Despite their different perspectives, these books complement each other nicely. The editors and publishers deserve kudos for making the presentation of both books accessible to time-limited readers. Both summarize the main messages and conclusions from the chapters and book sections in concise and easily identified sections. Both could have gone further to get the message across quickly, however. With overwhelming volumes of material to read and many of us trying to read more broadly, a punch-line-first approach would have been welcome in both these important books.

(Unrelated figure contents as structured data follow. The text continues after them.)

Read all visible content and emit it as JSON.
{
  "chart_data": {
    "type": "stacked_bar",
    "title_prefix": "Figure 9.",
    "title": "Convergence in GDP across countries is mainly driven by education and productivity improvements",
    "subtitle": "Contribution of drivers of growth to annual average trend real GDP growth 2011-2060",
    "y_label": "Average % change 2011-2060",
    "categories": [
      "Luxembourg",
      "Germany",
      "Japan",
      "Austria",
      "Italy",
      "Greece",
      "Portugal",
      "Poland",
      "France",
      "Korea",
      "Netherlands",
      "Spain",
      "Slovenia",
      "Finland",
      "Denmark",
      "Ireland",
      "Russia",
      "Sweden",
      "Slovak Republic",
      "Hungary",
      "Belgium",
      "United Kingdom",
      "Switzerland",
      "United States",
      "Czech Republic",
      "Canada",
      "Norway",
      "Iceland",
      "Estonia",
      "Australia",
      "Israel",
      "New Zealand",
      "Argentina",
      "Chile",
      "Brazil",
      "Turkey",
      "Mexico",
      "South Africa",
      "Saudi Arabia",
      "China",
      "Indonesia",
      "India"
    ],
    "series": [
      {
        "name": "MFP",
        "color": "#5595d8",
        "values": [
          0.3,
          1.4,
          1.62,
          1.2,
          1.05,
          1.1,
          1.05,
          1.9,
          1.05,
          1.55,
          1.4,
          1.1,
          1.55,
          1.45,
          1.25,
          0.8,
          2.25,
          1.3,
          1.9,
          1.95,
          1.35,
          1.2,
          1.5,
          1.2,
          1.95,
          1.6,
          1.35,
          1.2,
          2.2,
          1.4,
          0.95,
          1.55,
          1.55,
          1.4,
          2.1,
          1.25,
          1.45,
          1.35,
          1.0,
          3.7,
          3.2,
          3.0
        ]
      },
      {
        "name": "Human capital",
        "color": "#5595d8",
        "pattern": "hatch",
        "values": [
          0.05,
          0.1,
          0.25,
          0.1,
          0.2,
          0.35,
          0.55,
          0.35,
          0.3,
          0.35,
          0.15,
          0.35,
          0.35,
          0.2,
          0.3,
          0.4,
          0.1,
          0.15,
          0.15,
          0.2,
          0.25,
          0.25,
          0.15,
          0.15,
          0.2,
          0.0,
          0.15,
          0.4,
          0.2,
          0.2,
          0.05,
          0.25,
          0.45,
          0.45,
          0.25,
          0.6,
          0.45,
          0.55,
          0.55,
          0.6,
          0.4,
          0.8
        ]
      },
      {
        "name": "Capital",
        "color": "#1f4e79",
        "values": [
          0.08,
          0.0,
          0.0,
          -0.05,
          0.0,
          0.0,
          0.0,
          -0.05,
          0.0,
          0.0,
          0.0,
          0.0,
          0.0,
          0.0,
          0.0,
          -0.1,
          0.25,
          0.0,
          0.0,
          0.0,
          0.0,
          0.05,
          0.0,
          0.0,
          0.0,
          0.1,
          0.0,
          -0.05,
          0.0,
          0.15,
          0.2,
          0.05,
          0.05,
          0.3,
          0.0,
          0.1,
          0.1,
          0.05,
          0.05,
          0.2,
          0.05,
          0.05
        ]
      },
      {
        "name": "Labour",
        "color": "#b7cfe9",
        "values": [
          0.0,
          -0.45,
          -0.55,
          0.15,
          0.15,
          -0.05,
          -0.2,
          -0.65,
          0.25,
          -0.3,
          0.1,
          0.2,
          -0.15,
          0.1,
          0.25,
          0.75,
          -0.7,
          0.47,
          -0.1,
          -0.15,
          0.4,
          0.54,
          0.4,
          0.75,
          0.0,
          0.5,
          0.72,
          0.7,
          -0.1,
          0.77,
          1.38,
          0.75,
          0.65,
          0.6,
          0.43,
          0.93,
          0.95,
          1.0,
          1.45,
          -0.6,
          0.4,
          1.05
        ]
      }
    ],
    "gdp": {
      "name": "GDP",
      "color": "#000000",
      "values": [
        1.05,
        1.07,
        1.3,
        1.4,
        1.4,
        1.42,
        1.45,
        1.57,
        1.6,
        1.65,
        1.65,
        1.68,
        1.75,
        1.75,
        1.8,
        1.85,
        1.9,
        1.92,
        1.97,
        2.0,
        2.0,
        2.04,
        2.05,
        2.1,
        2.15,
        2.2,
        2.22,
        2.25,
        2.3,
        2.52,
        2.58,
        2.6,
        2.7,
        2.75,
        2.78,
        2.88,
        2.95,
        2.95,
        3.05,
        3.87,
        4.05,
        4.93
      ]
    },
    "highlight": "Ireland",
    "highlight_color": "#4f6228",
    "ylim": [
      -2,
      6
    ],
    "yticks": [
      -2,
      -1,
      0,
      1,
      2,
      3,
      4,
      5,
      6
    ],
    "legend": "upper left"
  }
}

A valuable thread running through both volumes is that a singular focus on economic metrics at the expense of others, particularly social and environmental, can lead to unintended consequences and illusory benefits. Clearly, we must add the lenses of social and environmental capital to our evaluation of food systems and development in general. As we work to alleviate poverty and promote sustainable land use, the perspectives and analytical tools from food-systems research can help determine whether “improved” livestock production or “revolutionized” agriculture will provide net benefits to the people adopting them.
As I write, another protracted drought is grinding the Horn of Africa. Upheaval—whether from globalization, land-use change, or environmental change—may better describe the next new normal for food systems. Upheaval means we have little choice but to leave our comfort zones. Food Security and Global Environmental Change and Livestock in a Changing Landscape offer tools for finding our way and powerful motivations for setting out.